アップルは開発者エコシステム全体で、人種差別的な意味を含む可能性あるコーディング(プログラミング)用語を別の用語に置き換えることを発表しました。
これはLinux開発チームやTwitter、GitHub、Microsoftに続くもので、ティム・クックCEOがジョージ・フロイド氏の死によって沸き起こったBLM運動に対して発表した声明を裏付ける動きと言えそうです。
アップルは開発者向けニュースの「コーディング用語の更新」にて、Xcode、プラットフォーム API、ドキュメント、オープンソースプロジェクトなど、開発者エコシステム全体でインクルーシブではない(inclusiveとは人種や民族、宗教などを超えて公平・平等に扱うこと)な言語を削除し、置き換える取り組みを進めていると告知。この変更は6月22日から開始され、ソフトウェアのベータ版やWWDC20で配信された開発者向けドキュメントにおいて適用されているとのことです。

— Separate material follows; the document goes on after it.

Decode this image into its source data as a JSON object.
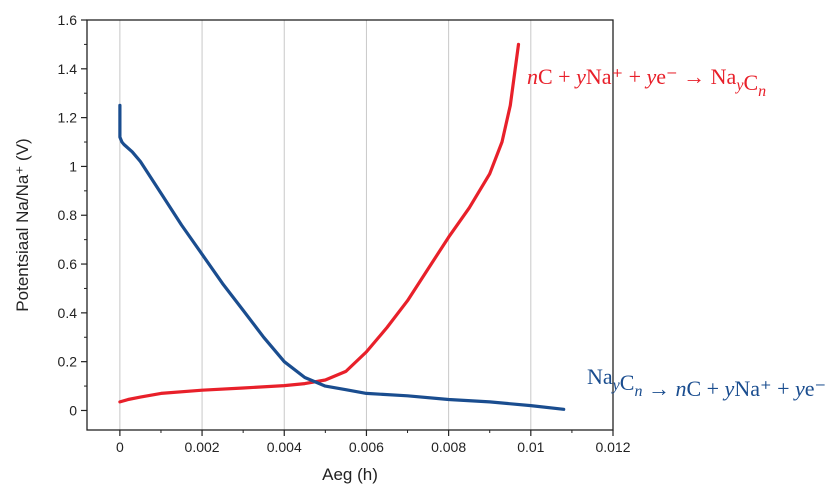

そうした変更内容は、Apple Style Guideにも反映済み。blacklist/whitelistはdeny list/allow list」あるいはunapproved list/approved list、master/slaveにはprimary/secondary, main/secondaryやhost/clientといった代替案が示されています。どの単語を使うかは開発者の自由に任されていますが、いずれにせよ中立的な言葉を選ぶよう強く求められています。
また「疎外的な用語を含むデベロッパAPIは、WebKitやSwiftなどの社内コードベース、パブリックAPI、オープンソースプロジェクト全体で置き換え作業を実施するのと合わせて非推奨」になると述べられています。すなわち開発者はコードベース全般にわたって非推奨の単語を使わないように「お勧め」されることになります。
米AppleInsiderによれば、用語の変更はiOS 14、iPadOS 14、macOS Big Sur、watchOS 7およびtvOS14ベータ版に展開されているとのことです。偶然にもWWDC20との時期が近くシステムソフトウェアの更新準備が始まるタイミングだっただけに、アップルも対応しやすかったのかもしれません。
(2020年7月19日 Engadget日本版「アップルもプログラミング用語の「ブラックリスト」や「スレイブ」を別の単語に置き換えへ」より転載しました。)